E-HPC scheduler plug-ins provide plug-in templates, configuration files, and modularized features. You can build a custom scheduler based on the scheduler features and your business requirements. After you build a custom scheduler plug-in, you can use the E-HPC console to create a cluster and deploy the plug-in on the cluster. This way, you can manage your nodes, jobs, and auto scaling settings.

Process

In this section, a job is submitted in the E-HPC console to describe how to use a scheduler plug-in in a cluster.

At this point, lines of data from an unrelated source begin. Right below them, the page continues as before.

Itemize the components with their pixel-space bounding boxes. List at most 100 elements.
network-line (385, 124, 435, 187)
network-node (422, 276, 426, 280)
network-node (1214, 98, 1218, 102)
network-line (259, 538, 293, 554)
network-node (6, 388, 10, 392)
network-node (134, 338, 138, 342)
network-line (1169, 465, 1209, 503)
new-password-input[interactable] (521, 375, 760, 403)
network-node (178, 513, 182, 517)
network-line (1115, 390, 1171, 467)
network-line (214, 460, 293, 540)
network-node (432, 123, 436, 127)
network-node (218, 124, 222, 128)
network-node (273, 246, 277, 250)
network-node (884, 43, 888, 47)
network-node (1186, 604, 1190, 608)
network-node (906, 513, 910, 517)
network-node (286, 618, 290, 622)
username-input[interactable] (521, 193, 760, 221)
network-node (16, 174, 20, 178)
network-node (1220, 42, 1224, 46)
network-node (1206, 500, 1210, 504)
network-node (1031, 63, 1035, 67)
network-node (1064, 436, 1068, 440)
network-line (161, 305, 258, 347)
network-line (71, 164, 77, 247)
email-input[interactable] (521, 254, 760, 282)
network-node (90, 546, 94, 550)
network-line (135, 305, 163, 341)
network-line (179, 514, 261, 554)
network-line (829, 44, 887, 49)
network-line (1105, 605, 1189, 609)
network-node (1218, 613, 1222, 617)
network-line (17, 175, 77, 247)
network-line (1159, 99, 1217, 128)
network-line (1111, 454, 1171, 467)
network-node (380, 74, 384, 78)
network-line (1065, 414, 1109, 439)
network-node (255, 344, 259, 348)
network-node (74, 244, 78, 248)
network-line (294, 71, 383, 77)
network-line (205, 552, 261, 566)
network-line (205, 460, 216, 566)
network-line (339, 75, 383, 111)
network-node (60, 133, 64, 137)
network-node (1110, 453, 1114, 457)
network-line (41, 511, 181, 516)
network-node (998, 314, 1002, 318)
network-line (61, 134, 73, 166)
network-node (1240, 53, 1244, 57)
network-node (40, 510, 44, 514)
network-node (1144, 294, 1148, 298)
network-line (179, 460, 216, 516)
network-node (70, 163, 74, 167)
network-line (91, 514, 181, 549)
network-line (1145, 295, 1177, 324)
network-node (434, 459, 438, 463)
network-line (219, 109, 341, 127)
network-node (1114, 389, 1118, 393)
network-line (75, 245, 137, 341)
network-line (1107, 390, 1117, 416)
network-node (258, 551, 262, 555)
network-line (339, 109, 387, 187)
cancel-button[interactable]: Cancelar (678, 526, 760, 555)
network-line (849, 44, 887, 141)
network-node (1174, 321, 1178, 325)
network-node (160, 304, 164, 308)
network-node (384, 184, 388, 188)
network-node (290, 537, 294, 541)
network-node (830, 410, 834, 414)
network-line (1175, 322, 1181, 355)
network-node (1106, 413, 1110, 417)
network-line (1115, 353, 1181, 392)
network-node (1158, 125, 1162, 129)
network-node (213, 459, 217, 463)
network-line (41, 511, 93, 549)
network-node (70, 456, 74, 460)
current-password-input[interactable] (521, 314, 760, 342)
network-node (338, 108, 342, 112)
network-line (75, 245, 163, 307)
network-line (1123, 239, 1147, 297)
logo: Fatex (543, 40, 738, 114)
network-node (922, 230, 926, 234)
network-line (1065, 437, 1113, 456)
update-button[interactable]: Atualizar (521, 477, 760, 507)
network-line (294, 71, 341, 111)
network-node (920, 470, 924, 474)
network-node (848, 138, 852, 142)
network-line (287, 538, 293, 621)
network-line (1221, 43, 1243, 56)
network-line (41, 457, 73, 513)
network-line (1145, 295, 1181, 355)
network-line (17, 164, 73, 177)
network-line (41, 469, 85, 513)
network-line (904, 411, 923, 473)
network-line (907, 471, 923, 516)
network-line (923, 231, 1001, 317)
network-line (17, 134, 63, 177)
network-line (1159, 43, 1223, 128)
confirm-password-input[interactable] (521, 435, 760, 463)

Log on to the E-HPC console, select a cluster, and initiate a request to submit a job.
E-HPC receives the request from the console and sends a command to the cluster.
The scheduling node identifies the type of the scheduler plug-in, downloads the plug-in to a local path, and parses the value of the JobSubmit parameter. If the JobSubmit parameter is set to false, an error is returned. The error indicates that the plug-in cannot submit jobs. If the JobSubmit parameter is set to true, the scheduler plug-in can be used as expected.
Call the job submission command of the scheduler plug-in. For example, if you use the PBS scheduler, call the qsub command. If you use the LSF scheduler, call the bsub command. After the job is submitted, a result is returned.

Scheduler plug-in files

The following figure shows the directories of scheduler plug-in files. 2022-04-06_14-57-28 Scheduler plug-in files include the following files:

ehpc_custom.conf: The configuration file, which specifies the scheduler information of the plug-in and the available scheduler features. For more information, see Configuration files.
*.py: The script files, which are used to implement specific features of the scheduler based on the scheduler template. The files must be stored in the second-level directory of the /<scheduler name>/<scheduler version> directory, for example, /LSF/10.1.0.

Configuration files

The configuration file of a scheduler plug-in specifies the scheduler information of the plug-in and the available scheduler features. The following figure shows the features. 2022-04-06_15-06-24 [Scheduler] specifies the scheduler information, including the scheduler name and version number. [SchedulerCapability] specifies the available plug-in features, including the features supported by E-HPC. Each item in the [SchedulerCapability] section shows a feature and specifies whether to enable the feature. The following features are supported:

Scheduling service detection (priority: 3): configures the statuses of the cluster nodes displayed in the console.
Node operations (priority: 2): adds or removes nodes in the console for manual scale-in or scale-out.
Resource query (priority: 2): obtains resources based on node information and visualizes the resources in the console.
Node status query (priority: 1): monitors node statuses to implement auto scaling in the console.
Job operations (priority: 1): submits or queries jobs in the console.
Queue operations (priority: 1): adds or queries queues in the console.

Note

The higher the priority value, the more significant the feature. Scheduling service check is the most significant feature. All the features are available only when scheduling service check is enabled.